The SFU event is a little different. It was sponsored by three campus groups: the Political Science Student Union, the History Student Union and the Communications Student Union. These are organizations that purport to represent their respective students who, in turn, presumably, represent a broad spectrum of opinion on these issues.

Campuses should be places where people are unafraid to express unpopular ideas. Indeed, many of the world's most popular ideas (the world is not flat; mental illness is not caused by demonic possession; and humankind evolved from the oceans, for example) began as unpopular notions in the academy.

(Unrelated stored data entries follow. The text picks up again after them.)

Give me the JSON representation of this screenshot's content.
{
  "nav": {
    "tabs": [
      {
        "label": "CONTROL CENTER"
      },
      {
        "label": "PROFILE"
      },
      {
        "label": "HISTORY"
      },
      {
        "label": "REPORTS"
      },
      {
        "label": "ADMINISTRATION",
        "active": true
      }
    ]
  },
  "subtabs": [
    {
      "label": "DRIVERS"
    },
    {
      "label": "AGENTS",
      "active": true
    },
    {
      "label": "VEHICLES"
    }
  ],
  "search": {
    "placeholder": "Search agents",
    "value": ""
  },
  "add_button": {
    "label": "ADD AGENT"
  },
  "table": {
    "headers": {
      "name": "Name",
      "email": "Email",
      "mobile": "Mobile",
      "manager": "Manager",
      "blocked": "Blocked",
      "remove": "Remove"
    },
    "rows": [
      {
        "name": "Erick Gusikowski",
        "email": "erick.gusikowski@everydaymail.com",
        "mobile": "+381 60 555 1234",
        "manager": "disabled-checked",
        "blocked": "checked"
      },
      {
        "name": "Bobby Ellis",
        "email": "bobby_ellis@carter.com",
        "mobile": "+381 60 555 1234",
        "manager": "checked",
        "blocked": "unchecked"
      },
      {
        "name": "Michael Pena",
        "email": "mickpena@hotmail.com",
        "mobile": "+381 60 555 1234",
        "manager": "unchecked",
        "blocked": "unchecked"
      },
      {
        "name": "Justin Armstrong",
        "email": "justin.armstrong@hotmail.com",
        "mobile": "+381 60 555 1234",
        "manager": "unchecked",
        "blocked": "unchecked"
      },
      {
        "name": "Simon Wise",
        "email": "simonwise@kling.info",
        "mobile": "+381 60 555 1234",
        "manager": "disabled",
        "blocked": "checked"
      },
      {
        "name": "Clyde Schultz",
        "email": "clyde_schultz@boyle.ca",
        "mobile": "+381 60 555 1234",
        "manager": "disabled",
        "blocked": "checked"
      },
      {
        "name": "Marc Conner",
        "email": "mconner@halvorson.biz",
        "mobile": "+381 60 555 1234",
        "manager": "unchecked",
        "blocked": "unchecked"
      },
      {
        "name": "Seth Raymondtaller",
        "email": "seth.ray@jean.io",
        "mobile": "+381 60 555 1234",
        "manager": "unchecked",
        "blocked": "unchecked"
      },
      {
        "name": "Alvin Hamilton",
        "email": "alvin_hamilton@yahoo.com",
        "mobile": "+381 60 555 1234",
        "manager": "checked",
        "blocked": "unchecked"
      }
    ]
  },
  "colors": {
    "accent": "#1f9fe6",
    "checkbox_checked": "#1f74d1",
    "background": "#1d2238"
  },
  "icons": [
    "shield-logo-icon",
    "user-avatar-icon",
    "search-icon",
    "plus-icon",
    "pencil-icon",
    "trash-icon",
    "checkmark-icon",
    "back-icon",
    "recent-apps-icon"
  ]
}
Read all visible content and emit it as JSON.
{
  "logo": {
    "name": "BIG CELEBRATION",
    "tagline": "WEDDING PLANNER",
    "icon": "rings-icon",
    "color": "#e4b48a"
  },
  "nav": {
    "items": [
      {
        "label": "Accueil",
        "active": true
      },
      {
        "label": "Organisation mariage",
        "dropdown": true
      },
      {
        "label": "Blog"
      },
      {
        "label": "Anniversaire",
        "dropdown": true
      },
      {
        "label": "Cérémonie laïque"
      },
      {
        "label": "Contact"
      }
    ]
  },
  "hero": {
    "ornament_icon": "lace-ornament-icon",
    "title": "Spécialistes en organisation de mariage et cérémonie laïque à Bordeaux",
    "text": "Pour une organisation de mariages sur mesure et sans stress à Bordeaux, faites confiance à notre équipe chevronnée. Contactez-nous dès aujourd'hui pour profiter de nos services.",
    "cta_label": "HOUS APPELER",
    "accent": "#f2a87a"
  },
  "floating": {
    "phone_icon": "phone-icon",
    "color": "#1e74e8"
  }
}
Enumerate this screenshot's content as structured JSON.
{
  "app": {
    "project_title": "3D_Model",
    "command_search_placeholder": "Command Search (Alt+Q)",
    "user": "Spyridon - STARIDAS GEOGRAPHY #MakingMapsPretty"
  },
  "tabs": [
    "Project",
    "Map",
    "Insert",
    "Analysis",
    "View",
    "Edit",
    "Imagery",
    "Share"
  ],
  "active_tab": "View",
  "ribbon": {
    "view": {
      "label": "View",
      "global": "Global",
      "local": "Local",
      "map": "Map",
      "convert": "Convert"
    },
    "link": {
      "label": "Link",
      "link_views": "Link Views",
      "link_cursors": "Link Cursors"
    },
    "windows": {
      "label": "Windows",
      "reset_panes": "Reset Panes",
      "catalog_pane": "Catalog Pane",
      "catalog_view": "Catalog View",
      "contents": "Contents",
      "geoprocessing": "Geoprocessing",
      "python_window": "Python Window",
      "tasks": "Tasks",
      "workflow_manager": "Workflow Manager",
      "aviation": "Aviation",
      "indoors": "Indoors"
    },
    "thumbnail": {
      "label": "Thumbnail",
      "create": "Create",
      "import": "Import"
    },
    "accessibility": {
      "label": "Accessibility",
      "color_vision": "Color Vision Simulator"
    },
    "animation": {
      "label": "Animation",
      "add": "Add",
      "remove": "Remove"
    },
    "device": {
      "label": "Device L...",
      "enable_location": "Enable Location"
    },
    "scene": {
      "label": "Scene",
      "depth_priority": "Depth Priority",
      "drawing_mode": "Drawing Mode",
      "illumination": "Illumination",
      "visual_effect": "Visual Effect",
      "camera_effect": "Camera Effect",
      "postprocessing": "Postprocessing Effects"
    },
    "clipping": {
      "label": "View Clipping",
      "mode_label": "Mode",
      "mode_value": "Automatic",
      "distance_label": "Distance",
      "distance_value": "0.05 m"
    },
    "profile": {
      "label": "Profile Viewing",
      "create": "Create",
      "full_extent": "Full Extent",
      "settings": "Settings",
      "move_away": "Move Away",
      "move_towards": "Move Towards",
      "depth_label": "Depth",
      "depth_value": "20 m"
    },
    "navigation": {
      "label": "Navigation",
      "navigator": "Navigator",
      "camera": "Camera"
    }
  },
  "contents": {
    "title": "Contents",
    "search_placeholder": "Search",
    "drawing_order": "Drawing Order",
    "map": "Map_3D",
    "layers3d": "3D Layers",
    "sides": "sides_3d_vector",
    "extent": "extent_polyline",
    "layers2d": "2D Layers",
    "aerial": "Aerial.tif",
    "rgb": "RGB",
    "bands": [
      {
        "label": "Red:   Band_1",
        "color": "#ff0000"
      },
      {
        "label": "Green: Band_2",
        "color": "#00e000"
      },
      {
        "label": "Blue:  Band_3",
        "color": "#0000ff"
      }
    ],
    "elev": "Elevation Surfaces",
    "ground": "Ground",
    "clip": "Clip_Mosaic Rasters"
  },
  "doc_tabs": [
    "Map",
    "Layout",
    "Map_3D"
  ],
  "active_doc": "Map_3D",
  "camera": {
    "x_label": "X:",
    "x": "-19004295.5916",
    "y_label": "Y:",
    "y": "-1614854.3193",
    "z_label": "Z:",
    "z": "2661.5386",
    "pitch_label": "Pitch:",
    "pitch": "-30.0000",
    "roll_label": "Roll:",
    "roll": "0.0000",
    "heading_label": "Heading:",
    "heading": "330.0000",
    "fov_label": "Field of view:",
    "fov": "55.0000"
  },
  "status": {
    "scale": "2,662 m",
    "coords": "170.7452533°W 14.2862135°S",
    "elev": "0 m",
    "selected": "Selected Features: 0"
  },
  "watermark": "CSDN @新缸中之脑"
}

Still, if a campus is to be the incubator of ideas it was intended as, there must be an atmosphere that welcomes debate. When campuses become hotbeds of anti-Israeli activism, they can become inhospitable to Jewish students, as Concordia seems to be, as well as failing at the larger imperative of seeking informed judgment.

Some responsibility falls to us. As activists or as friends of Israel - even, simply, as Jews – we have an obligation to express our views, on campus and elsewhere.

But academia has a responsibility too. When it is clear that "accepted wisdom" reflects a biased, incomplete and therefore incorrect perspective of a major world concern, it should ring bells for the very people who claim to stand for free expression.